I continued, “You might not want to hear it but if those students get bitten a second time and become fully infected, it would be better for both of them, and for all of us, if they were dead.”
“What the hell?” Wysocki looked at Adam. “Get these two out of here, Boyd, before I put you on involuntary leave.”
“We need you need to listen.” Adam held his ground without giving an inch. “Give us five minutes.”
The captain narrowed her eyes. “I’ll give you three minutes to convince me why I should believe you.”
Adam dragged his hand down his face in a frustrated movement.
Olivia returned Wysocki’s hard look. “That’s not enough time but we’ll give you the best summary we can.”
“There’s a whole paranormal world that hardly anyone is aware of
,” Adam said. “Those of us who do—we’re sworn to secrecy. It’s the only way the paranorms will let us help protect norms—I mean our citizens.”
“Paranorms. Norms. Right.” I heard the sarcasm in her voice when she stared at me. “Okay, so you say we have Vampires to blame. How about giving every officer a few cloves of garlic, some holy water, and a cross?”
“The Vampires will just feel a little sick,” I said. “Those things don’t actually stop them. Don’t come close to stopping them.”
“We’re serious, Captain,” Adam said.
“What Boyd’s trying to say is that there’s shit out there you can’t begin to imagine,” Olivia cut in. “We don’t have enough time to explain, and honestly, you don’t have time to listen to it all. We’re telling you because you need to know what in the hell is happening.”
The hardass captain looked conflicted. It was in her eyes, something I’d never have believed before.
“Vampires were defeated in a paranorm rebellion in the eighteen-hundreds,” I said, hoping that I was helping, not making things worse. “We thought we had them under control until now.”
I think the only reason why the captain looked like she was even considering what I had to say was because Adam and Olivia had started speaking first.

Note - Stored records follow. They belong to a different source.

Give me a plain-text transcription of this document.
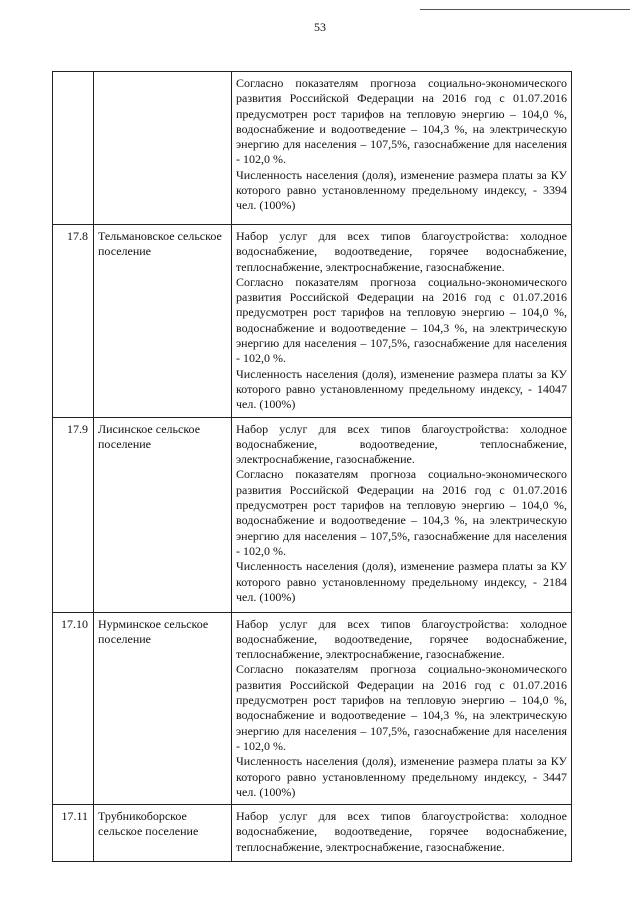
53

		Согласно показателям прогноза социально-экономического развития Российской Федерации на 2016 год с 01.07.2016 предусмотрен рост тарифов на тепловую энергию – 104,0 %, водоснабжение и водоотведение – 104,3 %, на электрическую энергию для населения – 107,5%, газоснабжение для населения - 102,0 %.

Численность населения (доля), изменение размера платы за КУ которого равно установленному предельному индексу, - 3394 чел. (100%)

17.8	Тельмановское сельское поселение	Набор услуг для всех типов благоустройства: холодное водоснабжение, водоотведение, горячее водоснабжение, теплоснабжение, электроснабжение, газоснабжение.

Согласно показателям прогноза социально-экономического развития Российской Федерации на 2016 год с 01.07.2016 предусмотрен рост тарифов на тепловую энергию – 104,0 %, водоснабжение и водоотведение – 104,3 %, на электрическую энергию для населения – 107,5%, газоснабжение для населения - 102,0 %.

Численность населения (доля), изменение размера платы за КУ которого равно установленному предельному индексу, - 14047 чел. (100%)

17.9	Лисинское сельское поселение	Набор услуг для всех типов благоустройства: холодное водоснабжение, водоотведение, теплоснабжение, электроснабжение, газоснабжение.

Согласно показателям прогноза социально-экономического развития Российской Федерации на 2016 год с 01.07.2016 предусмотрен рост тарифов на тепловую энергию – 104,0 %, водоснабжение и водоотведение – 104,3 %, на электрическую энергию для населения – 107,5%, газоснабжение для населения - 102,0 %.

Численность населения (доля), изменение размера платы за КУ которого равно установленному предельному индексу, - 2184 чел. (100%)

17.10	Нурминское сельское поселение	Набор услуг для всех типов благоустройства: холодное водоснабжение, водоотведение, горячее водоснабжение, теплоснабжение, электроснабжение, газоснабжение.

Согласно показателям прогноза социально-экономического развития Российской Федерации на 2016 год с 01.07.2016 предусмотрен рост тарифов на тепловую энергию – 104,0 %, водоснабжение и водоотведение – 104,3 %, на электрическую энергию для населения – 107,5%, газоснабжение для населения - 102,0 %.

Численность населения (доля), изменение размера платы за КУ которого равно установленному предельному индексу, - 3447 чел. (100%)

17.11	Трубникоборское сельское поселение	Набор услуг для всех типов благоустройства: холодное водоснабжение, водоотведение, горячее водоснабжение, теплоснабжение, электроснабжение, газоснабжение.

“Long story,” Adam said. “But the Vampires have possession of something that makes it damn near impossible for paranorms to control them anymore.”
“No,” I said. “It makes it completely impossible for us to control them.”

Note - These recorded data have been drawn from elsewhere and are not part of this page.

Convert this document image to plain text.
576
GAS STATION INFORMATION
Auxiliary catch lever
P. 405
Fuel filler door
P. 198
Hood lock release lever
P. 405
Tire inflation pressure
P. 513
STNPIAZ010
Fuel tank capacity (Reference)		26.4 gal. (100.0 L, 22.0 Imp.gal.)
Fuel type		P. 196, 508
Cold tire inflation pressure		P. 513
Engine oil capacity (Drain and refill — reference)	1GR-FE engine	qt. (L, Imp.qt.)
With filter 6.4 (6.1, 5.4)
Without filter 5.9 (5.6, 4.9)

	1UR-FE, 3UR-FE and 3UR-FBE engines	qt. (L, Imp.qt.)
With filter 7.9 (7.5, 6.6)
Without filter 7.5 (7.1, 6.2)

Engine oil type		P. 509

“Us?” Wysocki frowned at me. “ ‘Us’ as in ‘us paranorms’?” She didn’t miss anything, did she.
I didn’t answer and Adam said, “The paranorms are working on a way to stop the Vampires. Because they’re supernatural beings, it’s not going to be easy.”
“Supernatural beings.” The captain shook her head. “If I did believe you, what could the NYPD do?”
“Figure out a way to keep people off the streets at night,” Adam said.
“By telling the people of Manhattan that Vampires are responsible for all of the attacks and missing persons?” Wysocki looked even more grim. “That’s not going to fly.”